Making the leap from one of many planet’s largest know-how firms to the world of startups looks as if an enormous transition. Nonetheless, Grant labored at two startups earlier than Google — for one, he was chief architect at a small startup known as PeakStream, which Google acquired in 2007.
“I used to be the third engineer there — after we began, we didn’t actually have a title, we didn’t have an workplace, we didn’t have a marketing strategy,” Grant mentioned. “So I’ve finished very early startups earlier than.”
Whereas Google continued to develop exponentially in his 17 years on the firm, Grant’s involvement with Kubernetes, which Google open sourced in 2014, was additionally just a little akin to working in a startup.
“Kubernetes began as simply 4 engineers and a product supervisor; we didn’t actually have a supervisor in widespread, all of us reported to totally different individuals,” Grant continued. “It was very very similar to a startup in its personal proper.”

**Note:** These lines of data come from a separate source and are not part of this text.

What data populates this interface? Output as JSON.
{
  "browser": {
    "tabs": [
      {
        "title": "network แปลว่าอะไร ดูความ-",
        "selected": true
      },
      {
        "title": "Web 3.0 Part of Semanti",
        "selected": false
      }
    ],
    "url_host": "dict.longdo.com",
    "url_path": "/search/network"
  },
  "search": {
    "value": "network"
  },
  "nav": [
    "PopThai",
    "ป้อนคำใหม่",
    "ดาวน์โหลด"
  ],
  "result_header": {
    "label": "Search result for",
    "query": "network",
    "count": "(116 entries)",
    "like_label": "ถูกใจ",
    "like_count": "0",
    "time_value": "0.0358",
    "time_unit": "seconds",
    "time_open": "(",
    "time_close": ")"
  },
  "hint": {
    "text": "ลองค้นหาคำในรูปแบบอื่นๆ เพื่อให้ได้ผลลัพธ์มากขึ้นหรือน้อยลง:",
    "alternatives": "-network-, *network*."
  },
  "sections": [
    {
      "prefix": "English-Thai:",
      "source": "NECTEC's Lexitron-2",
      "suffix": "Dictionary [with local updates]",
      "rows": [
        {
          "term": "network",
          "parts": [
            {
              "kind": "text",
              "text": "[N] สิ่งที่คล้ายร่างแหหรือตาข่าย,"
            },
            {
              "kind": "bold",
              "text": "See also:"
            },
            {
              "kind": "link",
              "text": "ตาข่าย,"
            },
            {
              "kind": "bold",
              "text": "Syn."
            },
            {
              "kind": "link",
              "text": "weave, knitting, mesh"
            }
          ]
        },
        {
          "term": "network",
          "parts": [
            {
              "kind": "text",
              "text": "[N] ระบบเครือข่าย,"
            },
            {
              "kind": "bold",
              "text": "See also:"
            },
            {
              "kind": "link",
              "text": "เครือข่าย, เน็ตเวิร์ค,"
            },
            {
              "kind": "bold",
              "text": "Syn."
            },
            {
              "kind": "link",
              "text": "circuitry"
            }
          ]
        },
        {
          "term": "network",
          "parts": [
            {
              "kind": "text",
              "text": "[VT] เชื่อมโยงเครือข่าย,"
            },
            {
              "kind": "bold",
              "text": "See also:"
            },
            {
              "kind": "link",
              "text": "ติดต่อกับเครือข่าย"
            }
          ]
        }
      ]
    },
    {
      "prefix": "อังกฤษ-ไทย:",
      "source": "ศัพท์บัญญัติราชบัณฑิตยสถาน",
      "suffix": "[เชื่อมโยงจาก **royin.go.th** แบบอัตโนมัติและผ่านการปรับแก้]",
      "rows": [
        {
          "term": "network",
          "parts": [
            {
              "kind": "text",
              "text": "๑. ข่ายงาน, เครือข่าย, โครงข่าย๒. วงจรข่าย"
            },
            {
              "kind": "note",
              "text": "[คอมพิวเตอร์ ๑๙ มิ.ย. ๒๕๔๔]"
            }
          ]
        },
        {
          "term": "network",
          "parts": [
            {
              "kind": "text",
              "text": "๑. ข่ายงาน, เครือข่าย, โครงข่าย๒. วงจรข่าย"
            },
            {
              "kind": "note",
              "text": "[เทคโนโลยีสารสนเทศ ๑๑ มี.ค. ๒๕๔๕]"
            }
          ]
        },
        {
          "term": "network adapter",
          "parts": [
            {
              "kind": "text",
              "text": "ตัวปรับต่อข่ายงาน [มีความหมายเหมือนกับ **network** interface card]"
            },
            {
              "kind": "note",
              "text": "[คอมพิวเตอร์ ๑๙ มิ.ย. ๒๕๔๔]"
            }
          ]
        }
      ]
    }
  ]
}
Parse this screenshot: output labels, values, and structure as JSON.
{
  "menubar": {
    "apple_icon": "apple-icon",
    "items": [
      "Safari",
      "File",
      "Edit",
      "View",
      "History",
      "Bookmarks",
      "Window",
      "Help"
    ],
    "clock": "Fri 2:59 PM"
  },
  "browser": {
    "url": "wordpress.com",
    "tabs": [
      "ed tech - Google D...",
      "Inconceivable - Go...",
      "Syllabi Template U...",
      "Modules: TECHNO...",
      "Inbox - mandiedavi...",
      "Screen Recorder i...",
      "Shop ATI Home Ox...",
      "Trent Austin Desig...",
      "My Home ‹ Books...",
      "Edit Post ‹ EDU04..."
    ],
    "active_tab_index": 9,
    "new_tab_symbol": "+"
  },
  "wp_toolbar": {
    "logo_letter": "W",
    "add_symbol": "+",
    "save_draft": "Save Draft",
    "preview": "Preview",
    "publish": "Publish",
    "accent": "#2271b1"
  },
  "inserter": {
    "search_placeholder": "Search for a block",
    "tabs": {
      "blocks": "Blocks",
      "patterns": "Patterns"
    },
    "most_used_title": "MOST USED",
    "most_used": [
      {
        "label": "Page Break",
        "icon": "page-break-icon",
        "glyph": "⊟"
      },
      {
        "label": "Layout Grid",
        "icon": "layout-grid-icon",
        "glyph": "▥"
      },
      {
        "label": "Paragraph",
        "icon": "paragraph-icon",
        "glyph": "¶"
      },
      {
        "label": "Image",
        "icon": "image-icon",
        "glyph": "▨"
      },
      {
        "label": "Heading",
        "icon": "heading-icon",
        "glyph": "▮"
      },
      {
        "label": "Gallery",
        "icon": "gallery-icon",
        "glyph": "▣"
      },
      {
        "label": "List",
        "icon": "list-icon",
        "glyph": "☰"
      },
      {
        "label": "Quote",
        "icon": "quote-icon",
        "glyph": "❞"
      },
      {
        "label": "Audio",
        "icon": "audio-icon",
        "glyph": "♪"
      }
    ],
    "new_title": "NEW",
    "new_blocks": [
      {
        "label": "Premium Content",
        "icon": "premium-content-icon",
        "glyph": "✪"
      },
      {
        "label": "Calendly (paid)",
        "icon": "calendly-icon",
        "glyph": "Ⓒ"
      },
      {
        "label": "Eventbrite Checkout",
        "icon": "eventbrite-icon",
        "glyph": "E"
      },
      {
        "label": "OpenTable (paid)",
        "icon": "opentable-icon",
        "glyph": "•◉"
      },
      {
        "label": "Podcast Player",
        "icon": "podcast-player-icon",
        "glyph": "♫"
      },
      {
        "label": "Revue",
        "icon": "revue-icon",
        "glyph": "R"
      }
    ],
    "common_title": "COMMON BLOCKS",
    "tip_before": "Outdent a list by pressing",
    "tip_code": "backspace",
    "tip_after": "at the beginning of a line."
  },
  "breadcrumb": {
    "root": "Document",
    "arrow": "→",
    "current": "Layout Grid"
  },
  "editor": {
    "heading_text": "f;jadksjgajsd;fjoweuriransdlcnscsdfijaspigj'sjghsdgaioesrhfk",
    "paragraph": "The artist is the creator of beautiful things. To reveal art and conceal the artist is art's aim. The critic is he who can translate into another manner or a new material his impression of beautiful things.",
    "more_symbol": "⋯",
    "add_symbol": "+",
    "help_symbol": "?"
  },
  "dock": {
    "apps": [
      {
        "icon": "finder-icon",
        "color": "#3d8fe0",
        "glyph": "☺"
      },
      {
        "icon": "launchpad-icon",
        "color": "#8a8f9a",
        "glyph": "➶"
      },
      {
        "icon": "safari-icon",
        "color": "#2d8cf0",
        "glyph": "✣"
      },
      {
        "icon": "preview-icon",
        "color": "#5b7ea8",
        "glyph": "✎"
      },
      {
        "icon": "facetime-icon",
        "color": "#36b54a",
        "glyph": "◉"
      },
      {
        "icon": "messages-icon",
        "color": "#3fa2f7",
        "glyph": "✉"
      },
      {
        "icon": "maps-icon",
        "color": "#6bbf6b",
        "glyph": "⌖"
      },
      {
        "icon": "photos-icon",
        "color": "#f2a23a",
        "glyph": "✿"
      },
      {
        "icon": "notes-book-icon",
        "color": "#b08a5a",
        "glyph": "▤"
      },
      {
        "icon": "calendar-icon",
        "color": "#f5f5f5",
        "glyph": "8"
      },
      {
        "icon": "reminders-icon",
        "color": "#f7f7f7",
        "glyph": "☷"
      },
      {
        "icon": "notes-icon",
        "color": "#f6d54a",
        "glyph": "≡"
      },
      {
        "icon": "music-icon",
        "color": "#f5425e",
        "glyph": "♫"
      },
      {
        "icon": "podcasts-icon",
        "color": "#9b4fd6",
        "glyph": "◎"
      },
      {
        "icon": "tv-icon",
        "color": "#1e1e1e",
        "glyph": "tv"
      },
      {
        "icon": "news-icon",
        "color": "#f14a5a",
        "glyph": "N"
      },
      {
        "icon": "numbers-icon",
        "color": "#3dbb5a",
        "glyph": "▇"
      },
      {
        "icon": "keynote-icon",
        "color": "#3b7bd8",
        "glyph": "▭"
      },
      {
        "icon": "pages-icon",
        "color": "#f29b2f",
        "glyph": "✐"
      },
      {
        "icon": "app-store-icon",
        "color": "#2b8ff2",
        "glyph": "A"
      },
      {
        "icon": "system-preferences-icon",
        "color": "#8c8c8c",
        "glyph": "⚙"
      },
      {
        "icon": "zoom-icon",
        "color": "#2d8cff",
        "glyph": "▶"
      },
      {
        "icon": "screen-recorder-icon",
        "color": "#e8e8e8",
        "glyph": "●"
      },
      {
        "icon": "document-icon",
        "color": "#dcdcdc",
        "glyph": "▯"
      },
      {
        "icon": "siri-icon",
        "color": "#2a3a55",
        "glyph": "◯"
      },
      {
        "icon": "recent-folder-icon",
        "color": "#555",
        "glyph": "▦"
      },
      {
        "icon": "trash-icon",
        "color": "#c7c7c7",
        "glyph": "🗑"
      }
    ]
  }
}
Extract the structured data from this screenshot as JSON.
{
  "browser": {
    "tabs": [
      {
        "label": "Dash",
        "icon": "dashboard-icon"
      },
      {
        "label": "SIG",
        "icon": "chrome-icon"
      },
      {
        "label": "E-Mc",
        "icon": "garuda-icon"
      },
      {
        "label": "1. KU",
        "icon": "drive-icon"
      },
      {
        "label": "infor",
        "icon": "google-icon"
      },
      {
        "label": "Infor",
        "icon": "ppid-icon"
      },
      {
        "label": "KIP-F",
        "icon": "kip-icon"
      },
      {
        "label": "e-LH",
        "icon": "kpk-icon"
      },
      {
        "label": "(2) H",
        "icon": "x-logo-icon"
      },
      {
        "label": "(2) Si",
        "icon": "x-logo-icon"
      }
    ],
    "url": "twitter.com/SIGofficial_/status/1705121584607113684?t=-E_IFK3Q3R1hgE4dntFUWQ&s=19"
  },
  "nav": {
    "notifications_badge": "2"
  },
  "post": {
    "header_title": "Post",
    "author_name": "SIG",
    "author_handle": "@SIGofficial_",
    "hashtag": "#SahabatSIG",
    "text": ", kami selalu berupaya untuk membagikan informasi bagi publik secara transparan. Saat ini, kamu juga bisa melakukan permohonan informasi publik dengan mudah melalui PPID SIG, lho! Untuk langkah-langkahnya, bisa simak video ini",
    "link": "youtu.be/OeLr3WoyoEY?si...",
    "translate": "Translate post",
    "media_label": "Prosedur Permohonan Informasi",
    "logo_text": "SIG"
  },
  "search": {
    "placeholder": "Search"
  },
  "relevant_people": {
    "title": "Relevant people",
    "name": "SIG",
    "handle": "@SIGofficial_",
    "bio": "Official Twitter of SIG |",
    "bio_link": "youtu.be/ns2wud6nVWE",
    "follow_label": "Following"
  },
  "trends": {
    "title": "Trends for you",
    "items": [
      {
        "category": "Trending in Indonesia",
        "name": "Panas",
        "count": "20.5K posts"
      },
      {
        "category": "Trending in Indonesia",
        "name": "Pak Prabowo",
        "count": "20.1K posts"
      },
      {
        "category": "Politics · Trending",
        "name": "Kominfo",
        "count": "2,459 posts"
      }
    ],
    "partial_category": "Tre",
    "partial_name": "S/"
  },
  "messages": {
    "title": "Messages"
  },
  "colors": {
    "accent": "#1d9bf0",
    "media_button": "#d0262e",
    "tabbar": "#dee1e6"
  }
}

Richardson, in the meantime, met Joergensen across the time VMware acquired RabbitMQ greater than 10 years in the past. After serving in numerous senior roles at among the world’s largest tech firms, Joergensen too has now elected to step into the world of startups.
“You will get a lot extra finished now than ever earlier than — we’re leaping proper into the rip-current of AI, and I in all probability wouldn’t wish to be every other place proper now,” Joergensen mentioned. “In a startup, we get to actually see with readability what may be finished.”